L’eau existe sur la Lune en grande quantité, mais se trouve très en profondeur. C’est ce qu’ont déduit les scientifiques après avoir étudié les données provenant de la sonde indienne Chandrayaan -1. Ils pensent qu’il faudra prendre en compte ce paramètre lors des futures missions, pilotées ou non.
Chandrayaan-1 transmettaient des signaux depuis l’orbite circumlunaire jusqu’en 2009, lorsque la connexion avec la sonde a été brusquement interrompue. Cependant, l’information continue à être traitée. On a découvert récemment que l’immense cratère Bullialdus, survolé par la sonde, contenait de l’eau. Il y a plusieurs années, l’existence d’eau sur la Lune a été confirmée par des stations scientifiques, dont certaines étaient russes. Mais à l’époque, il s’agissait de régions polaires, où la glace se forme dans des cratères grâce au vent solaire. Bulliadus, lui, se trouve près de l’équateur lunaire et les traces d’eau ont été trouvées uniquement dans son pic central, composé d’une roche magmatique qui a été formée à la suite d’un ancien impact.
Chandrayaan-1 a détecté un spectre du groupe hydroxyle (un atome d’oxygène lié à un atome d’hydrogène).
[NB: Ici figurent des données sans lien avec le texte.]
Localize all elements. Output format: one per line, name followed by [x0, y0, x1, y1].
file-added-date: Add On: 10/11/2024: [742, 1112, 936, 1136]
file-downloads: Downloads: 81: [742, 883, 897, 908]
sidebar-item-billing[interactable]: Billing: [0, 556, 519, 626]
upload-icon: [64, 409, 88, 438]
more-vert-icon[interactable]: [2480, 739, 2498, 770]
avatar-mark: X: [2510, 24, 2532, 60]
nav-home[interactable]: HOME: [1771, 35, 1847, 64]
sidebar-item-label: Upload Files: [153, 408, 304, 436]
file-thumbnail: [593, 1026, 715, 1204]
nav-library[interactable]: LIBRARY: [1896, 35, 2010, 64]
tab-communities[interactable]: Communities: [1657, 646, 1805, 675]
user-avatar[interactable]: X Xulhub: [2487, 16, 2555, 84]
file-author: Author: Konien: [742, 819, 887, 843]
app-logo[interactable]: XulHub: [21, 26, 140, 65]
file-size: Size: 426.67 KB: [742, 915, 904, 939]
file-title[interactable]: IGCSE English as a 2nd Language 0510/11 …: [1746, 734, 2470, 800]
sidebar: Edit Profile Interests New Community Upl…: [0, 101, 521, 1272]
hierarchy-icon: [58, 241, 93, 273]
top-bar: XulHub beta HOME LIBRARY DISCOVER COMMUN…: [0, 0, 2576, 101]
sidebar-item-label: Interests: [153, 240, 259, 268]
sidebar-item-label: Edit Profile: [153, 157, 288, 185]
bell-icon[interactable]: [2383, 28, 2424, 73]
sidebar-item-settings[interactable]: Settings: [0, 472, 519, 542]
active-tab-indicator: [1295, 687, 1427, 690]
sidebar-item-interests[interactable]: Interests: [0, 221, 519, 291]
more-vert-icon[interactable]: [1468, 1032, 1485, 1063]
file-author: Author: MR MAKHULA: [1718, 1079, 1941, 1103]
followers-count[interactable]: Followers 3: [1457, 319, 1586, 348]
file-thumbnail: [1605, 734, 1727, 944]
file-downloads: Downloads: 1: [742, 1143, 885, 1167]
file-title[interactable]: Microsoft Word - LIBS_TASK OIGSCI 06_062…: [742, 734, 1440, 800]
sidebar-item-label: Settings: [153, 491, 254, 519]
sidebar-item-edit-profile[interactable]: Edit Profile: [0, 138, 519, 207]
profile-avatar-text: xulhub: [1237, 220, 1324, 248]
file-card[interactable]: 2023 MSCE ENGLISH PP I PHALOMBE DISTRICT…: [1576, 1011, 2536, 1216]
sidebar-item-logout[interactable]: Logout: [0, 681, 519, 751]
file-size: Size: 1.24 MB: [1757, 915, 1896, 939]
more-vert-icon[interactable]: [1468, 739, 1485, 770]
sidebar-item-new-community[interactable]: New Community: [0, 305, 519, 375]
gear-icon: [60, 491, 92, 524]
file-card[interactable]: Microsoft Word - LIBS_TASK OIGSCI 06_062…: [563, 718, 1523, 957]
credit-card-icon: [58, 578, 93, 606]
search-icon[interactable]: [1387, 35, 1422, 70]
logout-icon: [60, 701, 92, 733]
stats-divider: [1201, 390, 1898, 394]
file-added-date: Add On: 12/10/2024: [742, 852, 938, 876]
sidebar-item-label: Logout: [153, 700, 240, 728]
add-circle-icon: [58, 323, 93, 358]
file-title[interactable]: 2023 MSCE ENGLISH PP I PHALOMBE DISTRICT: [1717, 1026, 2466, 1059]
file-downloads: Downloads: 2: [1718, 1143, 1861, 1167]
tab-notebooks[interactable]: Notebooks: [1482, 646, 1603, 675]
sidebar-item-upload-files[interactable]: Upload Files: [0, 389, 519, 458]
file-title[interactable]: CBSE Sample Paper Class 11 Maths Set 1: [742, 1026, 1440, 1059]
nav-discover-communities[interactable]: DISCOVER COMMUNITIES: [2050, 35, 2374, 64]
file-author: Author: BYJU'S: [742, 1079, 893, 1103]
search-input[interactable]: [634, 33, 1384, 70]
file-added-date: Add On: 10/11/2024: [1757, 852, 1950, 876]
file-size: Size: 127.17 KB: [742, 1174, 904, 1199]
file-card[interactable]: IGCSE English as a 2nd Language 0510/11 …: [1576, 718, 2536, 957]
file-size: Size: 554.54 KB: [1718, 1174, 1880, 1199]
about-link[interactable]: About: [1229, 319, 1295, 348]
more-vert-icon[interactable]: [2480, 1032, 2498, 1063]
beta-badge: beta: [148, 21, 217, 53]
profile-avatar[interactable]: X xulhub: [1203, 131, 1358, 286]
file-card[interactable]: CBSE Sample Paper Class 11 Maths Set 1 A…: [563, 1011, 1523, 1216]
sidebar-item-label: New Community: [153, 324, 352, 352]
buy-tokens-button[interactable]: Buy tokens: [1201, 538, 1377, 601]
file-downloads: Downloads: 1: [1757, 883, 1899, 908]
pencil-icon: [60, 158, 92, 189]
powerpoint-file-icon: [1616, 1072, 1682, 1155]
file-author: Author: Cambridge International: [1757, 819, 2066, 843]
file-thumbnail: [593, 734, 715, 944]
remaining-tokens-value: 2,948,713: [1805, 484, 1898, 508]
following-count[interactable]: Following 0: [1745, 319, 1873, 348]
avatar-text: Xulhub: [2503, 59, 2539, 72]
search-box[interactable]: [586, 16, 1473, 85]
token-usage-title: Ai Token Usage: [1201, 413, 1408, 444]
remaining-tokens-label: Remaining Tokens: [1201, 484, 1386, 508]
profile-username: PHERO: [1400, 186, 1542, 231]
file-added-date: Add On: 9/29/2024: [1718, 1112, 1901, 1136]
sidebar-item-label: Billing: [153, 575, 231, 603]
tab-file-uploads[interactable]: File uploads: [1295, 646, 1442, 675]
Celui-ci se trouve uniquement dans l’eau magmatique provenant des grandes profondeurs.
Ces nouvelles données vont probablement changer notre compréhension de la manière dont le satellite de la Terre a été formé. Toutefois, les preuves manquent pour affirmer que de l’eau serait présente partout sur la Lune. Il faudrait pour cela vérifier d’autres cratères et des bassins d’impact, et préciser également grâce à une analyse isotopique s’il s’agit d’une eau de comète ou d’une eau de fond. Ceci pourrait être effectué par un appareil automobile lunaire ou une base lunaire, doté d’un analyseur et d’une installation de forage pour une profondeur d’une dizaine de mètres. Selon Vladislav Tretiakov, collaborateur de l’Institut de Recherche spatiale de l’Académie des sciences de Russie, il n’est pas certain que cette eau soit facile à trouver.
« Dans quel état se trouve-t-elle ? Je doute qu’elle soit liquide. Vraisemblablement, il s’agit d’une eau solide, comme dans les minéraux. C’est comme le ciment : lorsque vous y ajoutez de l’eau, vous obtenez du béton. Pour extraire l’eau du béton, il faut fortement chauffer ce dernier. Pareil ici, s’il s’agit d’une eau solide, ce sera compliqué de l’extraire. Il y a donc trop de difficultés pour parvenir à ce résultat »,explique-t-il.
Vladislav Tretiakov attire également l’attention sur le fait que le cratère lui-même a été formé il y a des millions d’années. Il est donc peu probable que l’eau de fond expulsée avec les roches existe toujours. Elle a probablement été remplacée par une eau plus proche de la surface, comme par exemple l’eau de comète.
Vladimir Sourdine, chargé de cours au département de physique de l’Université d’État de Moscou, est persuadé que la découverte réalisée par la sonde indienne élargira les perspectives de la conquête de la Lune.
« Il ne serait pas intéressant de travailler uniquement dans les pôles en espérant que l’eau ne se trouve que là-bas. Si elle se trouve partout sous la surface lunaire, on pourrait installer des stations scientifiques à n’importe quel endroit. L’eau est une chose importante. Elle est utile pour l’homme et pour les appareils techniques. S’il y a aussi de l’énergie électrique, c’est-à-dire de la lumière solaire, on peut obtenir de l’oxygène et de l’hydrogène, donc un bon carburant de fusée. Si l’eau se trouve partout sur la Lune, on pourrait obtenir partout le carburant qui permettrait de revenir sur Terre ou d’aller sur des astéroïdes et sur Mars », affirme Vladimir Sourdine.
L’expert concède que les données recueillies doivent être scrupuleusement vérifiées. La meilleure chose serait de forer une sorte de puits artésien. L’expérience russo-européenne du forage de la Lune à une profondeur de quelques mètres est peut- être un premier pas. Il faut s’assurer qu’il y a de la glace à cette profondeur. S’il s’avère que la Lune est « mouillé » de tous les côtés, il sera plus simple de l’analyser et dans l’avenir de l’exploiter.